Seven days into a war that has already reshaped the Middle East, President Donald Trump is pushing for nothing less than the complete collapse of the Iranian government. Speaking from the White House and posting on social media, Trump called on the Iranian people to overthrow their clerical leadership, promised immunity to those who cooperated, and declared that unconditional surrender was the only path to peace.

The military campaign backing those words has been ferocious. US Air Force B-2 stealth bombers, operating from undisclosed locations, dropped dozens of 2,000-pound bunker-busting bombs on hardened underground missile sites inside Iran. Witnesses in Tehran described the strikes as uniquely terrifying, with explosions shaking buildings across the capital. Explosions also rocked the city of Kermanshah, home to key Iranian missile bases.

In Lebanon, the scale of displacement has been staggering. Israel issued evacuation orders covering Dahiyeh, a densely populated Hezbollah stronghold in southern Beirut, sending hundreds of thousands of residents streaming out of the city. When Israeli strikes finally hit the emptied district, the area was described as a ghost town of rubble and fire. Hezbollah continued firing rockets into northern Israel throughout the day, wounding five Israeli soldiers with anti-tank fire.

Iran retaliated broadly, launching missiles and drones at US bases and oil infrastructure across the Gulf. Saudi Arabia, Qatar, Kuwait, and Bahrain all reported being targeted. Bahrain confirmed that Iranian strikes hit hotels and residential buildings. Kuwait, where six American troops had been killed earlier in the week, activated air defenses as new waves of missiles crossed its airspace.
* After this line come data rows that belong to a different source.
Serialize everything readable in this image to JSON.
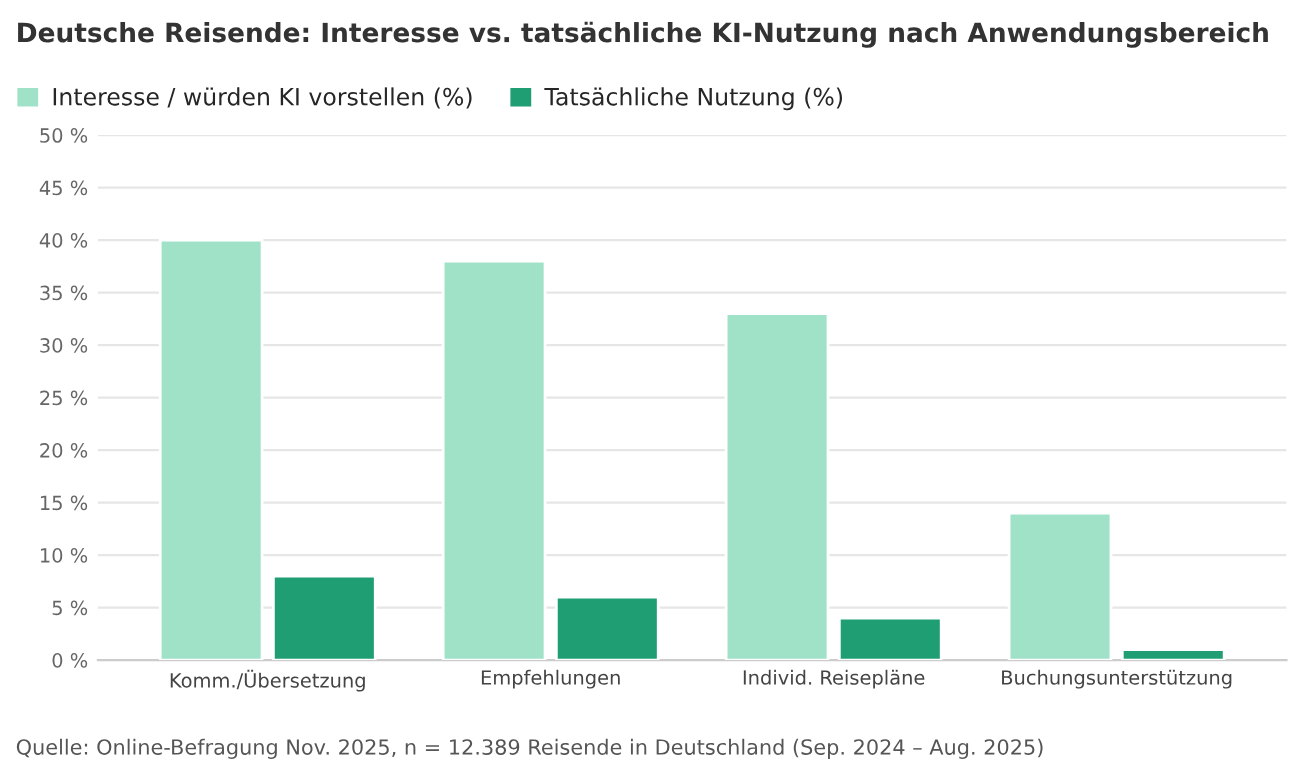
{
  "chart_data": {
    "type": "bar",
    "title": "Deutsche Reisende: Interesse vs. tatsächliche KI-Nutzung nach Anwendungsbereich",
    "categories": [
      "Komm./Übersetzung",
      "Empfehlungen",
      "Individ. Reisepläne",
      "Buchungsunterstützung"
    ],
    "series": [
      {
        "name": "Interesse / würden KI vorstellen (%)",
        "color": "#a0e2c8",
        "values": [
          40,
          38,
          33,
          14
        ]
      },
      {
        "name": "Tatsächliche Nutzung (%)",
        "color": "#1f9e74",
        "values": [
          8,
          6,
          4,
          1
        ]
      }
    ],
    "ylim": [
      0,
      50
    ],
    "yticks": [
      {
        "value": 0,
        "label": "0 %"
      },
      {
        "value": 5,
        "label": "5 %"
      },
      {
        "value": 10,
        "label": "10 %"
      },
      {
        "value": 15,
        "label": "15 %"
      },
      {
        "value": 20,
        "label": "20 %"
      },
      {
        "value": 25,
        "label": "25 %"
      },
      {
        "value": 30,
        "label": "30 %"
      },
      {
        "value": 35,
        "label": "35 %"
      },
      {
        "value": 40,
        "label": "40 %"
      },
      {
        "value": 45,
        "label": "45 %"
      },
      {
        "value": 50,
        "label": "50 %"
      }
    ],
    "grid": "y",
    "legend": "top left",
    "annotations": [
      "Quelle: Online-Befragung Nov. 2025, n = 12.389 Reisende in Deutschland (Sep. 2024 – Aug. 2025)"
    ]
  }
}
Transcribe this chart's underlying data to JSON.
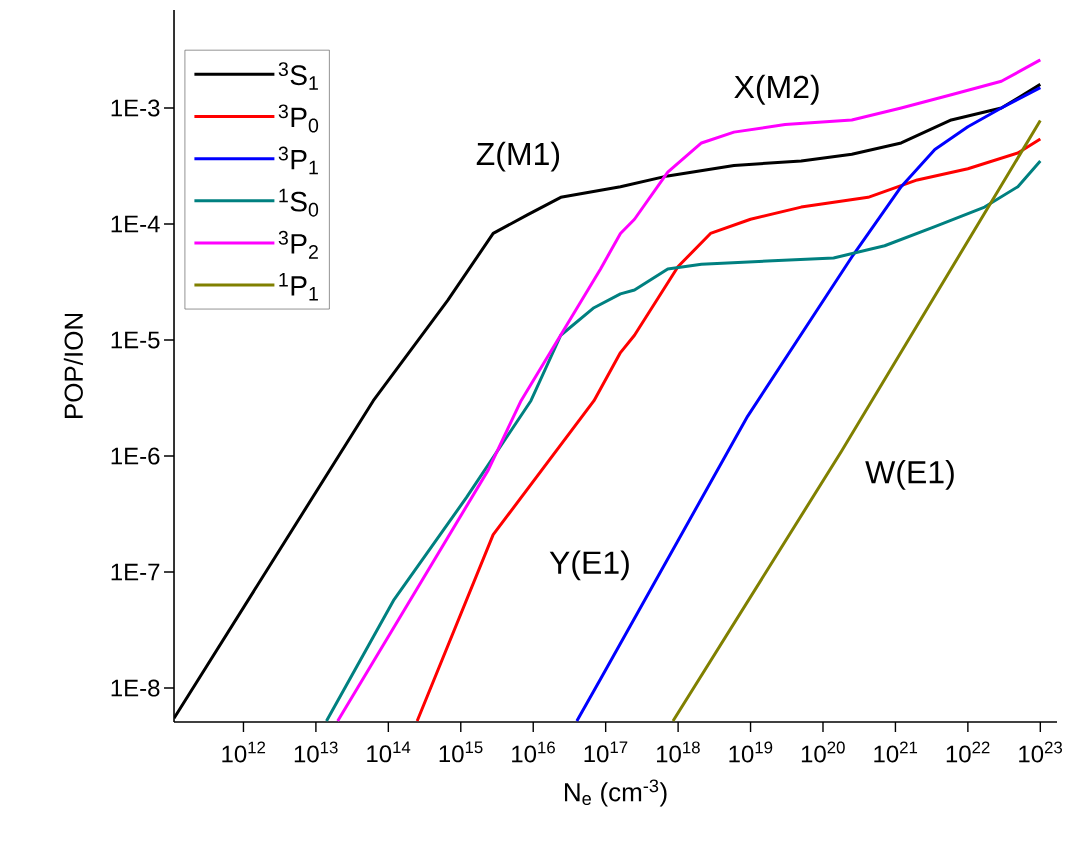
{
  "chart_data": {
    "type": "line",
    "xlabel": "N$_{e}$ (cm$^{-3}$)",
    "ylabel": "POP/ION",
    "log": "xy",
    "grid": false,
    "legend": "top left",
    "line_style": "solid",
    "marker": "none",
    "xlim": [
      110000000000.0,
      1.7e+23
    ],
    "ylim": [
      5.1e-09,
      0.007
    ],
    "xticks": [
      {
        "value": 1000000000000.0,
        "label": "10$^{12}$"
      },
      {
        "value": 10000000000000.0,
        "label": "10$^{13}$"
      },
      {
        "value": 100000000000000.0,
        "label": "10$^{14}$"
      },
      {
        "value": 1000000000000000.0,
        "label": "10$^{15}$"
      },
      {
        "value": 1e+16,
        "label": "10$^{16}$"
      },
      {
        "value": 1e+17,
        "label": "10$^{17}$"
      },
      {
        "value": 1e+18,
        "label": "10$^{18}$"
      },
      {
        "value": 1e+19,
        "label": "10$^{19}$"
      },
      {
        "value": 1e+20,
        "label": "10$^{20}$"
      },
      {
        "value": 1e+21,
        "label": "10$^{21}$"
      },
      {
        "value": 1e+22,
        "label": "10$^{22}$"
      },
      {
        "value": 1e+23,
        "label": "10$^{23}$"
      }
    ],
    "yticks": [
      {
        "value": 1e-08,
        "label": "1E-8"
      },
      {
        "value": 1e-07,
        "label": "1E-7"
      },
      {
        "value": 1e-06,
        "label": "1E-6"
      },
      {
        "value": 1e-05,
        "label": "1E-5"
      },
      {
        "value": 0.0001,
        "label": "1E-4"
      },
      {
        "value": 0.001,
        "label": "1E-3"
      }
    ],
    "series": [
      {
        "name": "$^{3}$S$_{1}$",
        "color": "#000000",
        "x": [
          110000000000.0,
          62000000000000.0,
          660000000000000.0,
          2800000000000000.0,
          8300000000000000.0,
          2.4e+16,
          1.6e+17,
          7.2e+17,
          5.9e+18,
          5e+19,
          2.5e+20,
          1.2e+21,
          5.9e+21,
          2.9e+22,
          1e+23
        ],
        "values": [
          5.5e-09,
          3e-06,
          2.2e-05,
          8.3e-05,
          0.00012,
          0.00017,
          0.00021,
          0.00026,
          0.00032,
          0.00035,
          0.0004,
          0.0005,
          0.00079,
          0.001,
          0.0016
        ]
      },
      {
        "name": "$^{3}$P$_{0}$",
        "color": "#ff0000",
        "x": [
          250000000000000.0,
          2800000000000000.0,
          6.9e+16,
          1.6e+17,
          2.5e+17,
          1e+18,
          2.8e+18,
          1e+19,
          5e+19,
          4.2e+20,
          2e+21,
          1e+22,
          4.9e+22,
          1e+23
        ],
        "values": [
          5.2e-09,
          2.1e-07,
          3e-06,
          7.8e-06,
          1.1e-05,
          4.3e-05,
          8.3e-05,
          0.00011,
          0.00014,
          0.00017,
          0.00024,
          0.0003,
          0.00041,
          0.00054
        ]
      },
      {
        "name": "$^{3}$P$_{1}$",
        "color": "#0000ff",
        "x": [
          4e+16,
          8.5e+16,
          9.1e+18,
          2.5e+20,
          1.2e+21,
          3.5e+21,
          1e+22,
          2.9e+22,
          1e+23
        ],
        "values": [
          5.2e-09,
          1.2e-08,
          2.2e-06,
          5.2e-05,
          0.00021,
          0.00044,
          0.00069,
          0.001,
          0.0015
        ]
      },
      {
        "name": "$^{1}$S$_{0}$",
        "color": "#008080",
        "x": [
          14000000000000.0,
          120000000000000.0,
          1200000000000000.0,
          9300000000000000.0,
          2.4e+16,
          6.9e+16,
          1.6e+17,
          2.5e+17,
          7.2e+17,
          2.1e+18,
          1.7e+19,
          1.4e+20,
          7.1e+20,
          3.5e+21,
          1.7e+22,
          4.9e+22,
          1e+23
        ],
        "values": [
          5.2e-09,
          5.8e-08,
          4.4e-07,
          3e-06,
          1.1e-05,
          1.9e-05,
          2.5e-05,
          2.7e-05,
          4.1e-05,
          4.5e-05,
          4.8e-05,
          5.1e-05,
          6.5e-05,
          9.5e-05,
          0.00014,
          0.00021,
          0.00035
        ]
      },
      {
        "name": "$^{3}$P$_{2}$",
        "color": "#ff00ff",
        "x": [
          20000000000000.0,
          2400000000000000.0,
          6800000000000000.0,
          8.5e+16,
          1.6e+17,
          2.5e+17,
          7.2e+17,
          2.1e+18,
          5.9e+18,
          3e+19,
          2.5e+20,
          1.2e+21,
          5.9e+21,
          2.9e+22,
          1e+23
        ],
        "values": [
          5.2e-09,
          7.6e-07,
          3e-06,
          4.1e-05,
          8.3e-05,
          0.00011,
          0.00028,
          0.0005,
          0.00062,
          0.00072,
          0.00079,
          0.001,
          0.0013,
          0.0017,
          0.0026
        ]
      },
      {
        "name": "$^{1}$P$_{1}$",
        "color": "#808000",
        "x": [
          8.5e+17,
          1.8e+20,
          1e+23
        ],
        "values": [
          5.2e-09,
          1.1e-06,
          0.00078
        ]
      }
    ],
    "annotations": [
      "Z(M1)",
      "X(M2)",
      "Y(E1)",
      "W(E1)"
    ]
  }
}
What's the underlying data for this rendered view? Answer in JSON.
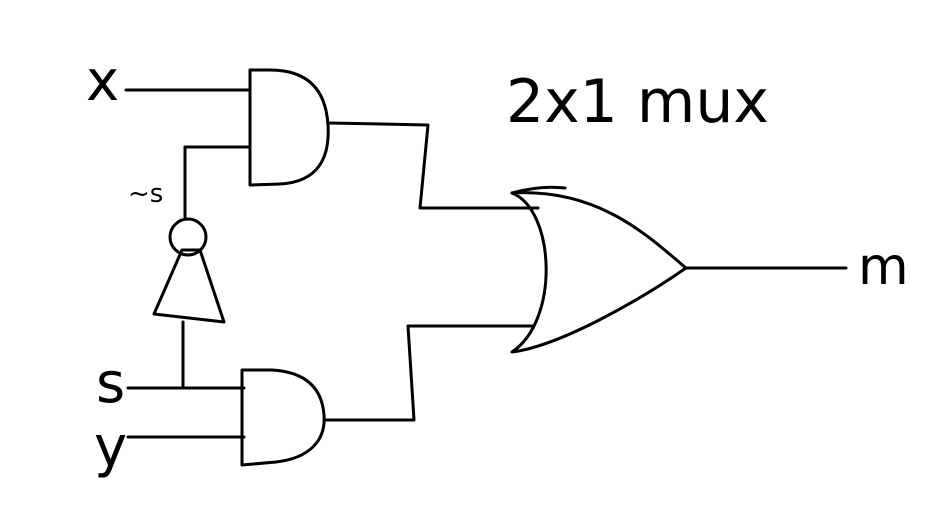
{
  "title": "2x1 mux",
  "inputs": {
    "x": "x",
    "s": "s",
    "y": "y",
    "not_s": "~s"
  },
  "output": "m",
  "colors": {
    "ink": "#000000",
    "background": "#ffffff"
  }
}
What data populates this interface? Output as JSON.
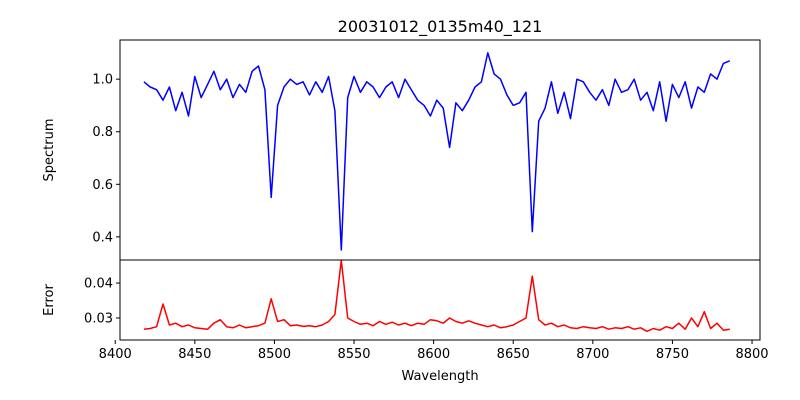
{
  "chart_data": [
    {
      "type": "line",
      "title": "20031012_0135m40_121",
      "xlabel": "",
      "ylabel": "Spectrum",
      "xlim": [
        8403,
        8805
      ],
      "ylim": [
        0.312,
        1.149
      ],
      "x_start": 8418,
      "x_step": 4,
      "yticks": [
        0.4,
        0.6,
        0.8,
        1.0
      ],
      "ytick_labels": [
        "0.4",
        "0.6",
        "0.8",
        "1.0"
      ],
      "color": "#0000ff",
      "values": [
        0.99,
        0.97,
        0.96,
        0.92,
        0.97,
        0.88,
        0.95,
        0.86,
        1.01,
        0.93,
        0.98,
        1.03,
        0.96,
        1.0,
        0.93,
        0.98,
        0.95,
        1.03,
        1.05,
        0.96,
        0.55,
        0.9,
        0.97,
        1.0,
        0.98,
        0.99,
        0.94,
        0.99,
        0.95,
        1.01,
        0.88,
        0.35,
        0.93,
        1.01,
        0.95,
        0.99,
        0.97,
        0.93,
        0.97,
        0.99,
        0.93,
        1.0,
        0.96,
        0.92,
        0.9,
        0.86,
        0.92,
        0.89,
        0.74,
        0.91,
        0.88,
        0.92,
        0.97,
        0.99,
        1.1,
        1.02,
        1.0,
        0.94,
        0.9,
        0.91,
        0.95,
        0.42,
        0.84,
        0.89,
        0.99,
        0.87,
        0.95,
        0.85,
        1.0,
        0.99,
        0.95,
        0.92,
        0.96,
        0.9,
        1.0,
        0.95,
        0.96,
        1.0,
        0.92,
        0.95,
        0.88,
        0.99,
        0.84,
        0.98,
        0.93,
        0.99,
        0.89,
        0.97,
        0.95,
        1.02,
        1.0,
        1.06,
        1.07
      ]
    },
    {
      "type": "line",
      "title": "",
      "xlabel": "Wavelength",
      "ylabel": "Error",
      "xlim": [
        8403,
        8805
      ],
      "ylim": [
        0.0237,
        0.0466
      ],
      "x_start": 8418,
      "x_step": 4,
      "xticks": [
        8400,
        8450,
        8500,
        8550,
        8600,
        8650,
        8700,
        8750,
        8800
      ],
      "xtick_labels": [
        "8400",
        "8450",
        "8500",
        "8550",
        "8600",
        "8650",
        "8700",
        "8750",
        "8800"
      ],
      "yticks": [
        0.03,
        0.04
      ],
      "ytick_labels": [
        "0.03",
        "0.04"
      ],
      "color": "#ff0000",
      "values": [
        0.0268,
        0.027,
        0.0275,
        0.034,
        0.028,
        0.0285,
        0.0275,
        0.028,
        0.0272,
        0.027,
        0.0268,
        0.0285,
        0.0295,
        0.0275,
        0.0272,
        0.028,
        0.0272,
        0.0275,
        0.0278,
        0.0285,
        0.0355,
        0.029,
        0.0295,
        0.0278,
        0.028,
        0.0276,
        0.0278,
        0.0275,
        0.028,
        0.029,
        0.031,
        0.0465,
        0.03,
        0.029,
        0.0282,
        0.0285,
        0.0278,
        0.029,
        0.0282,
        0.0288,
        0.028,
        0.0285,
        0.0278,
        0.0285,
        0.0282,
        0.0295,
        0.0292,
        0.0285,
        0.03,
        0.029,
        0.0285,
        0.0292,
        0.0285,
        0.028,
        0.0275,
        0.028,
        0.0272,
        0.0275,
        0.028,
        0.029,
        0.03,
        0.042,
        0.0295,
        0.028,
        0.0285,
        0.0275,
        0.028,
        0.0272,
        0.027,
        0.0275,
        0.0272,
        0.027,
        0.0275,
        0.0268,
        0.0272,
        0.027,
        0.0275,
        0.0268,
        0.0272,
        0.0262,
        0.027,
        0.0265,
        0.0275,
        0.027,
        0.0285,
        0.0268,
        0.03,
        0.0275,
        0.0318,
        0.027,
        0.0285,
        0.0265,
        0.0268
      ]
    }
  ]
}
International concern has grown sharply. France condemned an attack on the UN peacekeeping mission’s Ghanaian battalion headquarters in Lebanon, calling it unacceptable. Ireland’s taoiseach called it reckless. The United Nations human rights chief appealed for steps to contain the conflict, warning that only escalation and destruction seemed to be on the agenda. Oil markets, airline schedules, and global stock exchanges all continued to feel the war’s economic shockwaves.